Although Silverspoon provide a large array of other confectionary products their sugar is probably best known. According to their website, all sugar and sweetner products are suitable for vegetarians but, once again, their Royal Icing sugar contains dried egg white and therefore would not be suitable for lacto-veggies or vegans. However, it doesn’t specify that all of their sugar and sweetener products are suitable for vegans, they only specify vegetarians there. That’s something to question further.


Billingtons is much the same story: all of their sugars are suitable for vegetarians and vegans as you can see here. However, their Golden Icing is produced in a factory which uses egg so should be avoided by Vegans.

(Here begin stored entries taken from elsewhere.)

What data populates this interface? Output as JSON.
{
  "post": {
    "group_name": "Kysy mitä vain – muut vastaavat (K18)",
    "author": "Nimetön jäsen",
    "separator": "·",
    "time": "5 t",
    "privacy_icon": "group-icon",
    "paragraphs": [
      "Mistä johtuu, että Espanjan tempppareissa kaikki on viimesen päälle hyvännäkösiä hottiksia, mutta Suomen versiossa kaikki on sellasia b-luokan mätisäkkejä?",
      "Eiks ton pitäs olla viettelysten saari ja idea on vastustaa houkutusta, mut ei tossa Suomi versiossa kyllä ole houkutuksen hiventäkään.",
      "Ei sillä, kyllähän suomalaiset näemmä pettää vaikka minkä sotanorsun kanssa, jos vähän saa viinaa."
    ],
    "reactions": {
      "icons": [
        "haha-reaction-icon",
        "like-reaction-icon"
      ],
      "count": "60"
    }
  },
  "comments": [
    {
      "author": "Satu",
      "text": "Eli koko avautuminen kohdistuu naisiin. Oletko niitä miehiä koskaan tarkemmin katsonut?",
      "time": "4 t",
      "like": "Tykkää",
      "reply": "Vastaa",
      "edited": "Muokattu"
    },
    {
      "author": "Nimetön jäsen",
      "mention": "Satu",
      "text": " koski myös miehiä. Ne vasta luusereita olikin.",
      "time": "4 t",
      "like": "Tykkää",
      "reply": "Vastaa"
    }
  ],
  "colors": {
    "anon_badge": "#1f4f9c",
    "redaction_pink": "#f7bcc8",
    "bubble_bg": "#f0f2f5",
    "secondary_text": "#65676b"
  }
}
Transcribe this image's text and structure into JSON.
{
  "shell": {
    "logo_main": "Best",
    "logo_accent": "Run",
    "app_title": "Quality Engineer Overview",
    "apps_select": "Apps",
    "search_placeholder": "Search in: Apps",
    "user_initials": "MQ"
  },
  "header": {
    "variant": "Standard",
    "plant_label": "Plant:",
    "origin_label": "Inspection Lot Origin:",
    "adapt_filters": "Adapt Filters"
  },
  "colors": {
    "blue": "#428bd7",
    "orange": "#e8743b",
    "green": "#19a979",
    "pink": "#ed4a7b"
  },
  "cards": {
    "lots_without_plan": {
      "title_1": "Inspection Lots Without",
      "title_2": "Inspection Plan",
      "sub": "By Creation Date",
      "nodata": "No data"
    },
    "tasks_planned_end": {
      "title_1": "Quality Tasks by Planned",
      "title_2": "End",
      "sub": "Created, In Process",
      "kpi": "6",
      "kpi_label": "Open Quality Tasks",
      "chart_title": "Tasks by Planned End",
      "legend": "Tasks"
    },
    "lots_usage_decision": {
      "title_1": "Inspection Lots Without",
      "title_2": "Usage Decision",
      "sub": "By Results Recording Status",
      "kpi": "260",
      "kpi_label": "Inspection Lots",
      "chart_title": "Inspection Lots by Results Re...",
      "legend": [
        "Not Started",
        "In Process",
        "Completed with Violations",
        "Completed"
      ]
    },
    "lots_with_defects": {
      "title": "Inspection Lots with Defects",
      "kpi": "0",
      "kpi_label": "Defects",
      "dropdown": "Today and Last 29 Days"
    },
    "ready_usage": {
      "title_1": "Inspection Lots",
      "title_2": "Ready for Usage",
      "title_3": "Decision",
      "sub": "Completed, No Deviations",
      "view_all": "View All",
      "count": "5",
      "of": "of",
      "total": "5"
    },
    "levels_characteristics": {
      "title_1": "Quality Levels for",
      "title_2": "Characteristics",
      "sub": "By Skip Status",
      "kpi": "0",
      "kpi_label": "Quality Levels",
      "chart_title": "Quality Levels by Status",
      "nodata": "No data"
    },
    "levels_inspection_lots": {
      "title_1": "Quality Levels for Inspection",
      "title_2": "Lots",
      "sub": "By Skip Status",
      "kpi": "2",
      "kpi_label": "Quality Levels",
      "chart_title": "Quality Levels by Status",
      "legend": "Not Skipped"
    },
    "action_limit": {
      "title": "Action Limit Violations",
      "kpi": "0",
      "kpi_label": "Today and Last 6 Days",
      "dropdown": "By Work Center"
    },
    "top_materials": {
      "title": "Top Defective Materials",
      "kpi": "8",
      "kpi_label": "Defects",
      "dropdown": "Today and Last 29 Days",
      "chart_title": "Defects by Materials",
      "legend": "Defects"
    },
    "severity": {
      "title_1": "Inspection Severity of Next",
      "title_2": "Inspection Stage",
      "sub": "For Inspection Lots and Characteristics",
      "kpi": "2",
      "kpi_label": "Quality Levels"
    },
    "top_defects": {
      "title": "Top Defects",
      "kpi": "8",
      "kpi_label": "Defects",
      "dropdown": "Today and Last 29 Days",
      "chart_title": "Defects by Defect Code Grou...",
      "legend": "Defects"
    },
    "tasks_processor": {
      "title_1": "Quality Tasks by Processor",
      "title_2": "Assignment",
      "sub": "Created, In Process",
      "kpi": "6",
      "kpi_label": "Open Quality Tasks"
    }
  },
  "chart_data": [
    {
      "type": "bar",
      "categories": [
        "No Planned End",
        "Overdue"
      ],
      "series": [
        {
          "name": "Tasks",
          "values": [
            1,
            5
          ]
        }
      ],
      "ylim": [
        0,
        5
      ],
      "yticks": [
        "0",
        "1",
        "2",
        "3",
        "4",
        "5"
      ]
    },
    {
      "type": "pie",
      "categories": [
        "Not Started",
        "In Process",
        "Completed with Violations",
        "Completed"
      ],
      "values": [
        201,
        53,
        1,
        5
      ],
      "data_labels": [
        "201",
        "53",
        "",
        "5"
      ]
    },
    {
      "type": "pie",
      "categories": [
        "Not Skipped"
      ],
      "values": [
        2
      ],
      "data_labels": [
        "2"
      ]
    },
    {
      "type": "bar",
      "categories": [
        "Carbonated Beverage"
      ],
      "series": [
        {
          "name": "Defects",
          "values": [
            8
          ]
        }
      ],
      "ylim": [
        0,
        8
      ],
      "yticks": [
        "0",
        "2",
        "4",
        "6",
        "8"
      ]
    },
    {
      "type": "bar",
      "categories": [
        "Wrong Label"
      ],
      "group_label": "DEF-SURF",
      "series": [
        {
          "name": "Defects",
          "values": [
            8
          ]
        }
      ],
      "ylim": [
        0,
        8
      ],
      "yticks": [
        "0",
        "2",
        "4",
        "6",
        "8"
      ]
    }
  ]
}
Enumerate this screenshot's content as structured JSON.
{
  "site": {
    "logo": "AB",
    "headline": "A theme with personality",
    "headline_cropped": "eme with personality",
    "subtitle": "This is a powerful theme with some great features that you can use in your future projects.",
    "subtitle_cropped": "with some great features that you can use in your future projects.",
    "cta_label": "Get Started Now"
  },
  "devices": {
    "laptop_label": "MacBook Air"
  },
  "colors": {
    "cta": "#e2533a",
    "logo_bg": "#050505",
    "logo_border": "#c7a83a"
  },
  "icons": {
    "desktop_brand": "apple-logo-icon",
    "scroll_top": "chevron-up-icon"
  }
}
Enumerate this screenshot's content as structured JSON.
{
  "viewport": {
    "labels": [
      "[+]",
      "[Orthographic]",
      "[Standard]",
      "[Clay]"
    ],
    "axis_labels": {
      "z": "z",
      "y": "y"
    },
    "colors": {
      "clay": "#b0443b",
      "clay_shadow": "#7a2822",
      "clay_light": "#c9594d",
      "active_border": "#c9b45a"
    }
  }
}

So the brands we looked at have stacked up really well here in being veggie and (mostly) vegan friendly. Tate and Lyle and Silverspoon Sugar, in particular, hold a large portion of the sugar market in the UK. Just look at the supermarket shelves! Which is why Veg Rev is happy that they passed our scrutiny.

What about the supermarkets?

They need a bit more investigation. When you search online on their websites you’re able to see their own sugar products but they don’t seem to specify whether or not their sugar is suitable for vegetarians or vegans.

What about everywhere else?

What about vegetarian sweet treats? Where do the big brands like Cadbury and Nestle source their sugar from? And the coffee shops crammed onto every street corner? I know for sure that I don’t want to be eating sugar which has been dyed by dead animal bones! It’s just creepy. It totally ruins the idea of a little treat and indulgence, which is why Veg Rev will continue the sugar investigation further.

Why is it a big deal?

Well, if you’re veggie and vegan it’s pretty self-explanatory. But, as I mentioned above, Veg Rev is thinking of the bigger picture here. For instance, in America (2008), on average each person consumed a total of 136.2 pounds (or 61.9 kgs) of sugar and sweeteners. We want to know how much of the sugar out there is suitable for vegetarians in the UK considering how much of it we all consume! So, watch this space!